Wine Lees: Winery Waste to Sustainable Treasure
General

Wine Lees: Winery Waste to Sustainable Treasure

Wine lees, the sediment that accumulates at the bottom of the barrel during the winemaking process, are often overlooked in the journey from vine to glass. They are a complex mixture of organic compounds with a high oxygen demand (BOD). With values exceeding 30,000 mg/L, the disposal of wine lees poses a significant environmental threat. When managed improperly, these residues can lead to increased greenhouse gas emissions and oxygen depletion in water bodies, contributing to pollution and ecological imbalance.  

 

The traditional fate of wine lees has been disposal or use in low-economic-value activities such as fertilizer production. This underutilization fails to acknowledge the rich dietary fiber and antioxidant compounds present in the lees. Moreover, the sheer volume of wine lees generated—amounting to 25% of winemaking by-products—exacerbates the need for sustainable management practices. However, this by-product, rich in yeasts, bacteria, and polyphenols, holds untapped potential that extends far beyond the winery!

 

The good news is that the tide is turning, with scientific and technological research shedding light on the multifaceted applications of wine lees. These applications span various industries, including food, cosmetics, chemicals, pharmaceuticals, and agriculture, promising a sustainable end for this valuable resource. In the food industry, wine lees have been successfully incorporated into products like ice cream, with the presence of anthocyanins and phenolic compounds in the wine lees not only improving the nutritional profile of foods, but also offering a unique selling point for health-conscious consumers.   The cosmetic industry, too, can harness the power of wine lees.

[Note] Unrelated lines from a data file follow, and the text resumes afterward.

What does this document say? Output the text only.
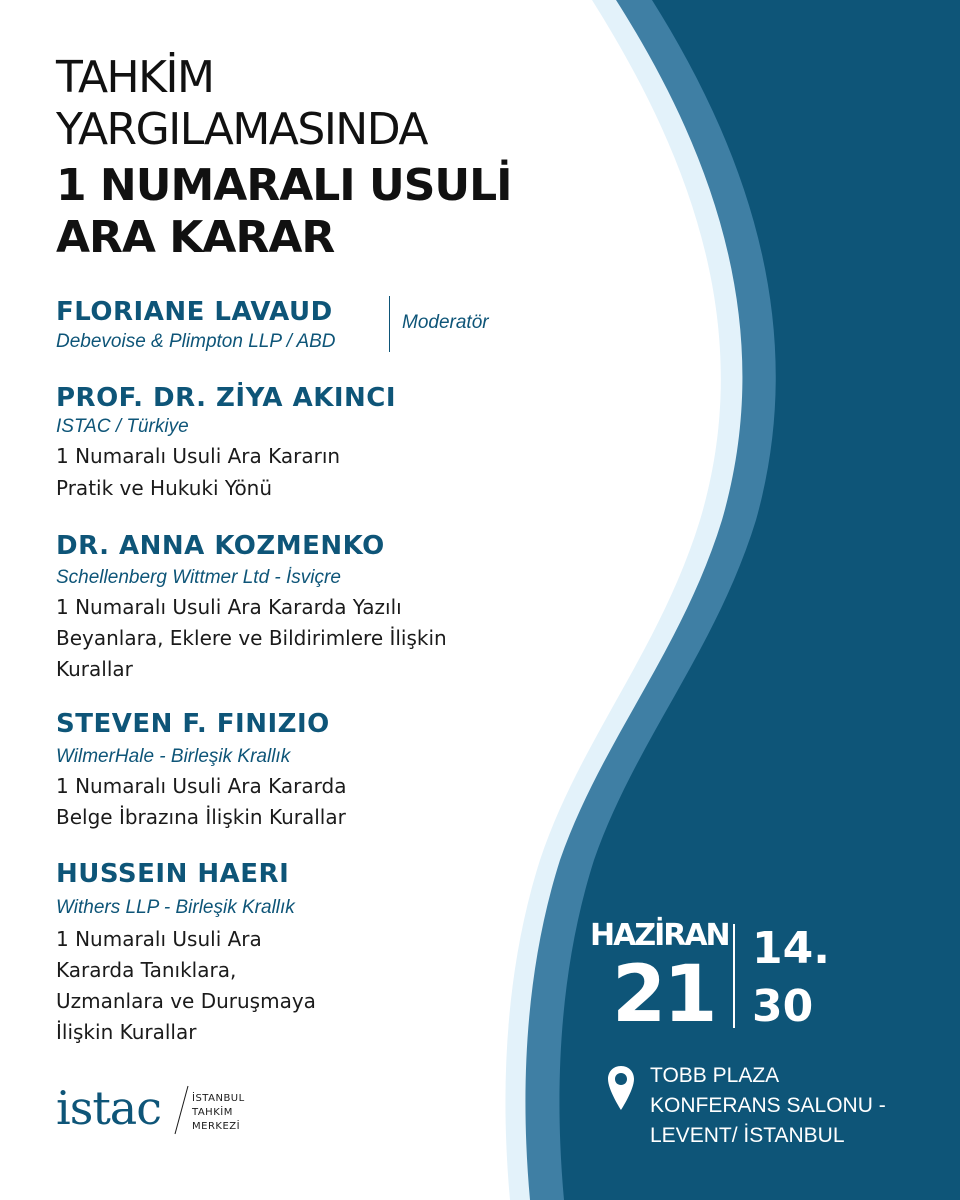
TAHKİM
YARGILAMASINDA
1 NUMARALI USULİ
ARA KARAR
FLORIANE LAVAUD
Debevoise & Plimpton LLP / ABD
Moderatör
PROF. DR. ZİYA AKINCI
ISTAC / Türkiye
1 Numaralı Usuli Ara Kararın
Pratik ve Hukuki Yönü
DR. ANNA KOZMENKO
Schellenberg Wittmer Ltd - İsviçre
1 Numaralı Usuli Ara Kararda Yazılı
Beyanlara, Eklere ve Bildirimlere İlişkin
Kurallar
STEVEN F. FINIZIO
WilmerHale - Birleşik Krallık
1 Numaralı Usuli Ara Kararda
Belge İbrazına İlişkin Kurallar
HUSSEIN HAERI
Withers LLP - Birleşik Krallık
1 Numaralı Usuli Ara
Kararda Tanıklara,
Uzmanlara ve Duruşmaya
İlişkin Kurallar
HAZİRAN
21
14.
30
TOBB PLAZA
KONFERANS SALONU -
LEVENT/ İSTANBUL
istac	İSTANBUL
TAHKİM
MERKEZİ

With their skin-whitening and anti-aging effects, extracts from wine lees can be formulated into creams and serums, tapping into the growing demand for natural beauty products.

 

Despite the promising applications, wine lees remain one of the least studied and exploited winemaking by-products. Technological prospection, a method of mapping the current state of technology development, reveals that only a handful of patents have been filed concerning the properties of wine lees.  The main technological family of wine lees is food chemistry, but their potential extends to basic material chemistry due to their rich organic content. This versatility underscores the need for an integrated approach to maximize the extraction and utilization of compounds from wine lees across different sectors. By transforming wine lees into value-added products, the wine industry can reduce its environmental footprint and create new revenue streams, while emphasizing the reduction and recycling of waste to mitigate environmental risks, thus unlocking a world of sustainable possibilities.  Wine lees are a testament to the adage that one person's trash is another's treasure!